This a lousy attempt to show a little trick I have learnt to help me with my running form. I have been using it for a long while now and when I have talked to others about it, it seems to have sparked some interesting comments and surprisingly a few admissions that it works.
I vaguely remember that this trick was briefly mentioned on the Runners World Barefoot Forum, probably around summer 2009 and I think it was Angie B who brought it up. I can't be sure, it was a LONG time ago. Since then it's stuck in my head and I use it pretty much every time I do a long run to "reset" myself when I am getting tired. It takes about 10 seconds and it fixes my form pretty much immediately.
So are you eager? Hanging on my every word? Want to know what this magic skill is? Say Please…;)
The trick is singing the double-time march in my head. We all know it, sort of. "1-2-3-4-hey". Okay, that didn't really work; one of the few times it literally did sound better in my head. It's this…
Why is this trick so important in running with good form? It's simple. The double-time military cadence is 180 beats per minute. Simple as that. Just be glad I wasn't one of those Internet con-artists asking for money before I told you the magic secret. Hey, I think I messed up somewhere. I really need to work on my business model.
I have long maintained that the hidden secret to good form is cadence. Get your legs running to a minimum of 180 steps a minute and you will have cracked it.
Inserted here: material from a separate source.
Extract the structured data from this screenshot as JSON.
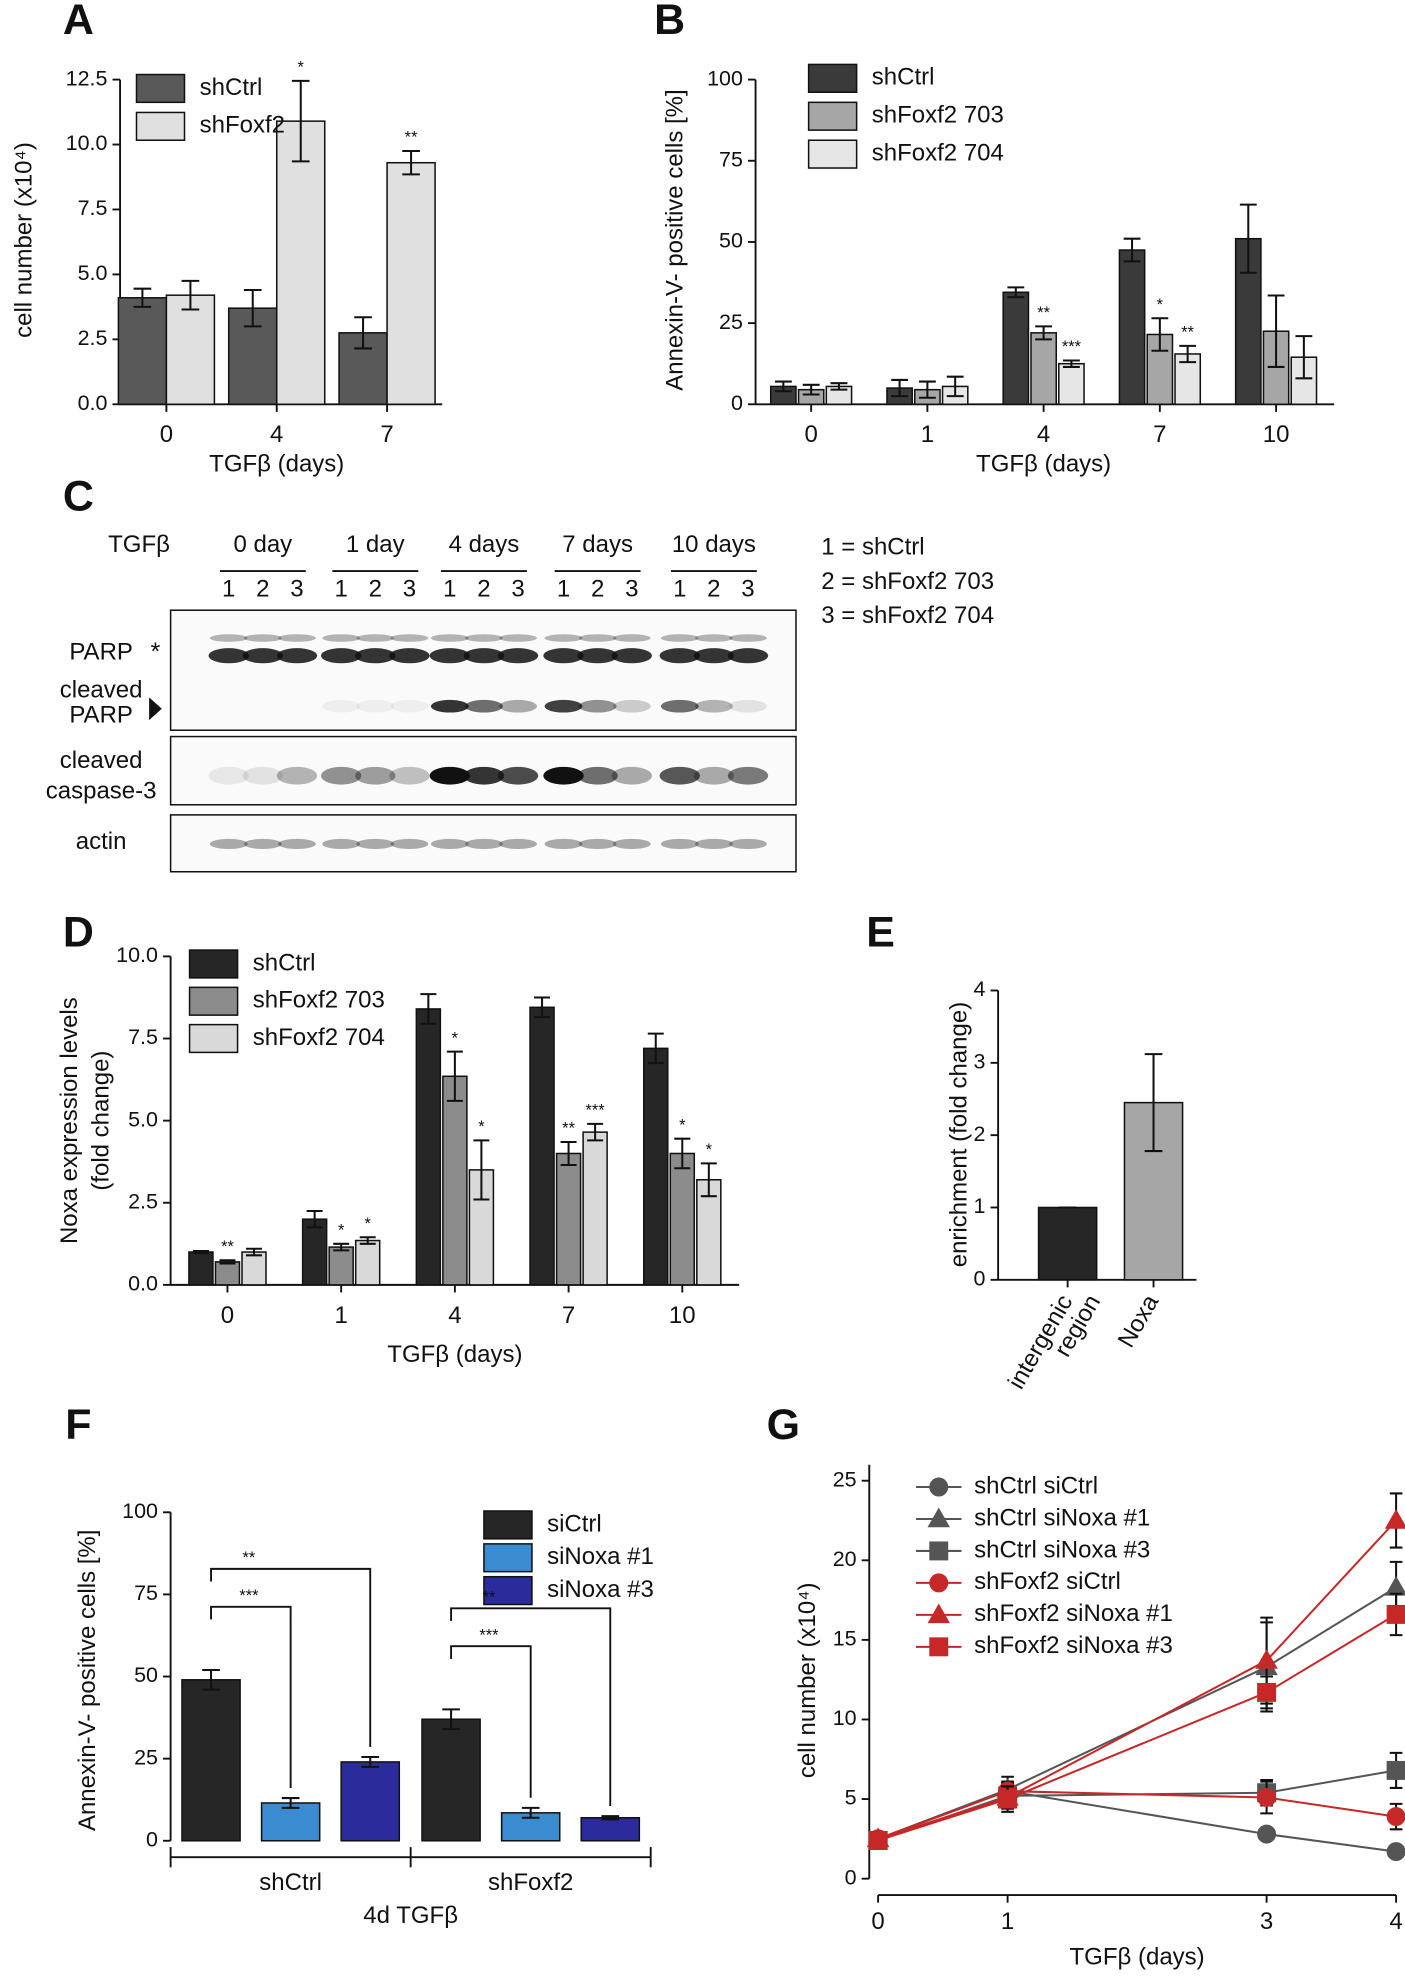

Landing on your fore or mid foot, landing underneath you, running upright - that will all kick into place when you have a cadence of 180 beats per minute. About 80-90% of your form will magically happen when you finally hit that beat. The other 20 or so percent is just bell's and whistles. Not real bells and whistles by the way. It was a metaphor, although... it may make those walkers move out of your way on the trail.. hum. I think I have just found my million dollar seller! Warning devices for "ninja-like" barefoot runners.
Okay, now back to the good part.. (That was just for you Jesse)
The issue most people have is that getting the right cadence is sometimes easier said than done. Especially if you have come from "heel striking", supportive-shoe territory. You are so used to running at a slower cadence that running at a 180 pace makes you feel like you are in a hamster wheel and it feels very strange. It's hard to automatically know what 180 beats per minute feels like. Until you have been running at this cadence for a while it's easy to slip up and that's when your form issues come to the front again. People have used ipods with specific tracks, or even a metronome to perfect it. But why carry around all of that gear. We are meant to be reducing our running burden. The only gadget you need is your mind and a 10 second burst of chanting in a very loud voice.
I personally run at a higher cadence; I would estimate I run at about a 200 ish beats per minute. I put this down to the fact I run trails a lot. When you run trails it's easier to have a quicker cadence and a smaller stride so you can dodge the obstacles on the trail. This gives me the slight edge because generally during a road race or when I am tired on a long run, my cadence won't really go below that magic 180 number.
However, that doesn't mean it doesn't come close. When I get tired during a long run and I feel my form slipping, I use a quick 10 second burst of the "double-time" march as a silent chant in my head to check if my cadence has slipped. If it has, I repeat the double-time march through my head until my cadence comes back up. Trust me, having "Duh-Duh-Duh-Duh-Duh-Duh-Duhhh" or "1-2-3-4-hey" running constantly through your head is more annoying than any tweenie pop song the local radio station can throw out. You will pick up your form just so you can stop chanting it to yourself.
I found it so helpful for me, I have suggested it to fellow running friends and those who run at the "Good Form" group at the local running club and scarily enough it works. Everyone seemed to have issues maintaining 180 cadence until I told them to quietly chant the double-time march in their heads. As soon as they did, their cadence picked up and their form improved. You see, I am a genius. Or it could be Angie... like I said it was a long time ago and I was probably "very, very drunk".
I have experimented even further. I have downloaded a few marine "double-time" military chants onto my iPod (mainly these ones - look for the ones marked as Running Cadence) and placed them into the play-list from about 30-40 minutes into the run then at about 10 -15 minute intervals. (Just think of them as mental GU shots). I found I was able to run longer because during the natural lull in my run -at the point my form would start slipping- my mind became focused on the rhythm of the chants. I also found the call-back part of the chants very calming despite the chants themselves being sometimes very uncomfortable to my civilian mentality. (If people can think of "Barefoot running chants" post them in the comments section. Maybe we can make our own playlist!)
So you would like a quick and easy method to getting better form? Then chant boys! Slap on the black paint and webbing and repeat after me…
"I wanna be a barefoot runner, Live the life of beer and summer."